Zuff dit: Pourquoi certains, comme Patrick Bruel, comparent le Poker et les Echecs ?
Parce qu'il est fort dans l'un, qui souffre de mauvaises connotations auprès des non-connaisseurs, et que dans l'autre qui est plus prestigieux il aurait aimé être plus fort?
Cela dit la comparaison est intéressante. J'ai noté plus haut ou dans un autre fil qu'un intervenant parlait du poker comme "le roi des jeux", appellation que je croyais réservée aux échecs, mais après tout il y a des rois dans les deux

Ces jeux n'ont pour moi presque rien en commun, ils sont même quasiment à l'opposé l'un de l'autre. Les échecs se caractérisent par une information totale pour les deux joueurs. Rien de caché, tout est sur l'échiquier, les deux armées s'affrontent dans la transparence la plus complète. Les échecs, c'est un peu le fantasme du contrôle total. Contrairement à la vie, dont les règles ne sont pas toujours simples et les enjeux pas toujours clairs, les échecs offrent un monde sans hasard (ce qui n'empêche toutefois pas la chance), aux contours très nets. En pratique c'est différent car plus on progresse, plus on est conscient du faible niveau qu'on a et des lacunes à couvrir. La psychologie n'est pas absente des échecs, et de très grands joueurs peuvent très bien choisir un coup objectivement inférieur à des fins de déstabilisation (L'ancien champion du Monde Emmanuel Lasker était connu pour adapter son jeu à l'adversaire). Mais le jeu se caractérise plutôt par une quête de la vérité absolue de la position, la recherche du meilleur coup possible dans une situation donnée.
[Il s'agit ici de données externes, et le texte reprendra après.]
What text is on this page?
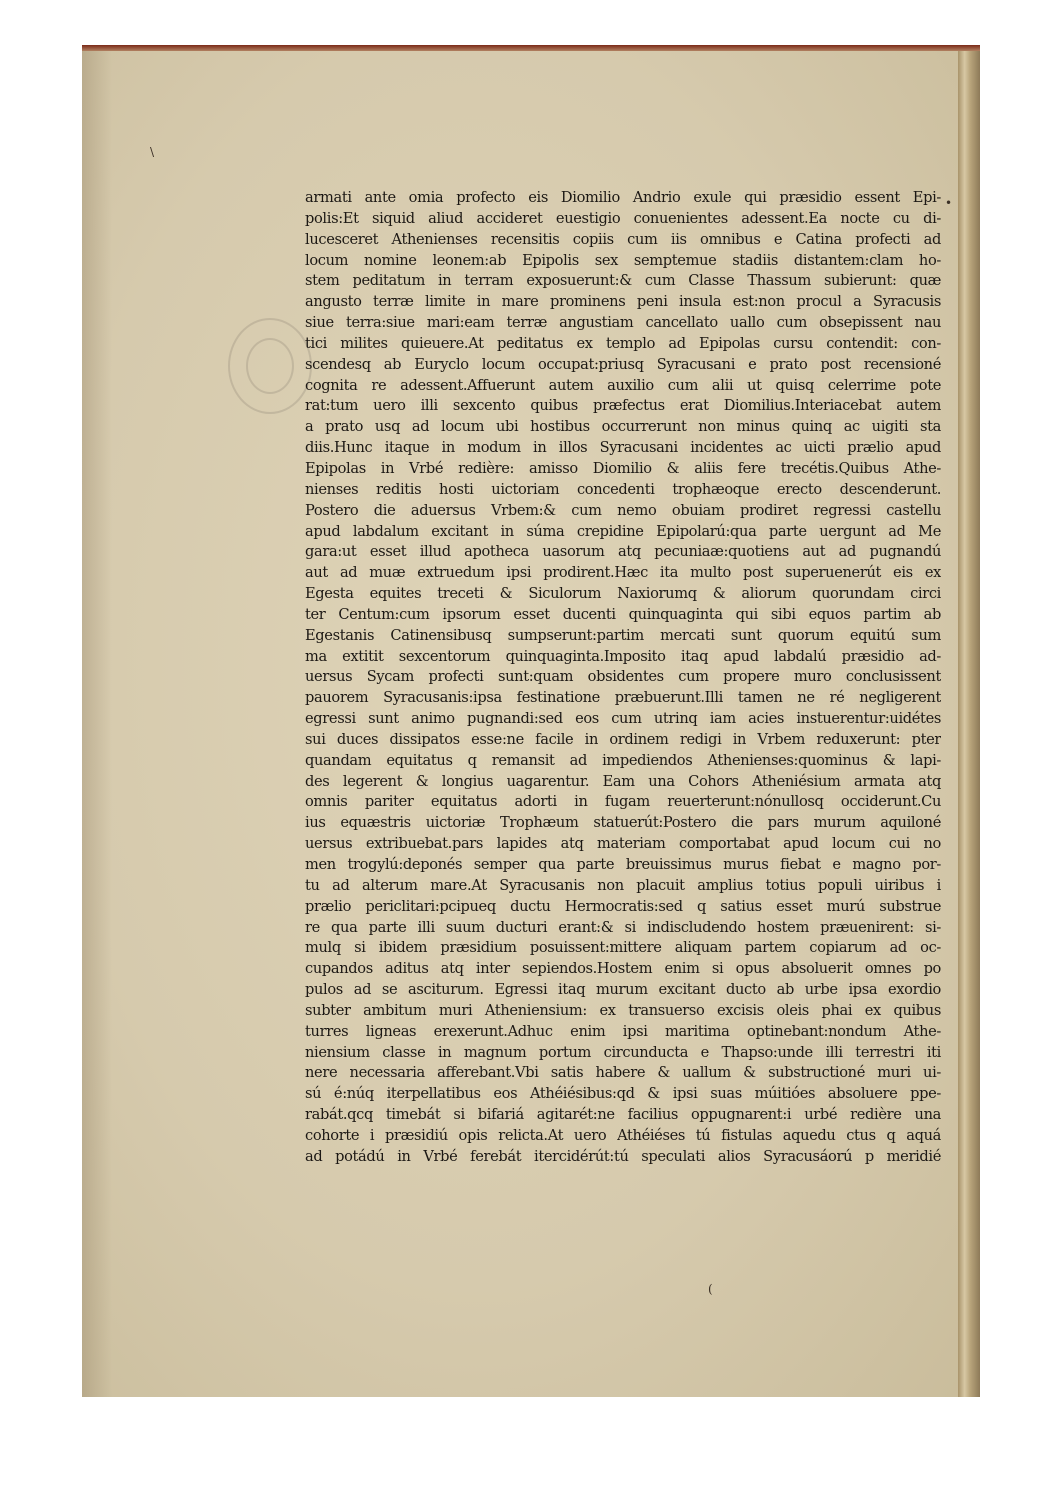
•
\
(
armati ante omia profecto eis Diomilio Andrio exule qui præsidio essent Epi-
polis:Et siquid aliud accideret euestigio conuenientes adessent.Ea nocte cu di-
lucesceret Athenienses recensitis copiis cum iis omnibus e Catina profecti ad
locum nomine leonem:ab Epipolis sex semptemue stadiis distantem:clam ho-
stem peditatum in terram exposuerunt:& cum Classe Thassum subierunt: quæ
angusto terræ limite in mare prominens peni insula est:non procul a Syracusis
siue terra:siue mari:eam terræ angustiam cancellato uallo cum obsepissent nau
tici milites quieuere.At peditatus ex templo ad Epipolas cursu contendit: con-
scendesq ab Euryclo locum occupat:priusq Syracusani e prato post recensioné
cognita re adessent.Affuerunt autem auxilio cum alii ut quisq celerrime pote
rat:tum uero illi sexcento quibus præfectus erat Diomilius.Interiacebat autem
a prato usq ad locum ubi hostibus occurrerunt non minus quinq ac uigiti sta
diis.Hunc itaque in modum in illos Syracusani incidentes ac uicti prælio apud
Epipolas in Vrbé redière: amisso Diomilio & aliis fere trecétis.Quibus Athe-
nienses reditis hosti uictoriam concedenti trophæoque erecto descenderunt.
Postero die aduersus Vrbem:& cum nemo obuiam prodiret regressi castellu
apud labdalum excitant in súma crepidine Epipolarú:qua parte uergunt ad Me
gara:ut esset illud apotheca uasorum atq pecuniaæ:quotiens aut ad pugnandú
aut ad muæ extruedum ipsi prodirent.Hæc ita multo post superuenerút eis ex
Egesta equites treceti & Siculorum Naxiorumq & aliorum quorundam circi
ter Centum:cum ipsorum esset ducenti quinquaginta qui sibi equos partim ab
Egestanis Catinensibusq sumpserunt:partim mercati sunt quorum equitú sum
ma extitit sexcentorum quinquaginta.Imposito itaq apud labdalú præsidio ad-
uersus Sycam profecti sunt:quam obsidentes cum propere muro conclusissent
pauorem Syracusanis:ipsa festinatione præbuerunt.Illi tamen ne ré negligerent
egressi sunt animo pugnandi:sed eos cum utrinq iam acies instuerentur:uidétes
sui duces dissipatos esse:ne facile in ordinem redigi in Vrbem reduxerunt: pter
quandam equitatus q remansit ad impediendos Athenienses:quominus & lapi-
des legerent & longius uagarentur. Eam una Cohors Atheniésium armata atq
omnis pariter equitatus adorti in fugam reuerterunt:nónullosq occiderunt.Cu
ius equæstris uictoriæ Trophæum statuerút:Postero die pars murum aquiloné
uersus extribuebat.pars lapides atq materiam comportabat apud locum cui no
men trogylú:deponés semper qua parte breuissimus murus fiebat e magno por-
tu ad alterum mare.At Syracusanis non placuit amplius totius populi uiribus i
prælio periclitari:pcipueq ductu Hermocratis:sed q satius esset murú substrue
re qua parte illi suum ducturi erant:& si indiscludendo hostem præuenirent: si-
mulq si ibidem præsidium posuissent:mittere aliquam partem copiarum ad oc-
cupandos aditus atq inter sepiendos.Hostem enim si opus absoluerit omnes po
pulos ad se asciturum. Egressi itaq murum excitant ducto ab urbe ipsa exordio
subter ambitum muri Atheniensium: ex transuerso excisis oleis phai ex quibus
turres ligneas erexerunt.Adhuc enim ipsi maritima optinebant:nondum Athe-
niensium classe in magnum portum circunducta e Thapso:unde illi terrestri iti
nere necessaria afferebant.Vbi satis habere & uallum & substructioné muri ui-
sú é:núq iterpellatibus eos Athéiésibus:qd & ipsi suas múitióes absoluere ppe-
rabát.qcq timebát si bifariá agitarét:ne facilius oppugnarent:i urbé redière una
cohorte i præsidiú opis relicta.At uero Athéiéses tú fistulas aquedu ctus q aquá
ad potádú in Vrbé ferebát itercidérút:tú speculati alios Syracusáorú p meridié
Le poker, s'il comporte une composante technique, est en revanche axé sur le décodage des attitudes adverses (gestuelles et décisions de jeu), ainsi que sur l'encodage de ses propres attitudes. Bref sur le caché. Le poker, c'est un peu le fantasme de la télépathie. Car lire la main d'autrui, c'est un peu comme savoir ce qu'il pense. Le poker est en ce sens plus proche de la vie, car on doit prendre des décisions sans avoir toutes les données en main, faire des compromis.
Une autre grande différence entre le jeu est l'enjeu financier, intrinsèque au poker. S'il existe des parties "tariffées" aux échecs, ainsi que des professionnels qui pensent à leur revenus à la ronde décisive d'un tournoi, cet élément est totalement absent dans la phase d'apprentissage, dans ce qui est susceptible de vous faire accrocher au jeu ou non. D'autre part, les échecs trouvent leur pleine signification dans les parties lentes, où l'on a tout le temps d'exprimer la profondeur de ses calculs, tandis que le poker privilégie les décisions rapides, où les considérations rationnelles sont fortement soumises à l'intuition de la situation des autres joueurs. Enfin, le poker oppose le plus souvent un groupe de joueurs, tandis que les échecs sont toujours un duel.
Ces jeux sont donc très différents, et se complètent en un sens, ce qui explique qu'on puisse très bien aimer les deux. A mi-chemin, on trouve un autre jeu très prisé, le backgammon, où l'argent est présent, mais de façon moins intégrée, où l'information est totalement partagée par les deux joueurs mais pas complète, où il faut jouer vite mais qui repose plus sur la technique que sur la lecture de l'adversaire, où l'on peut intimider par le dé doubleur sans qu'on puisse réellement parler de bluff.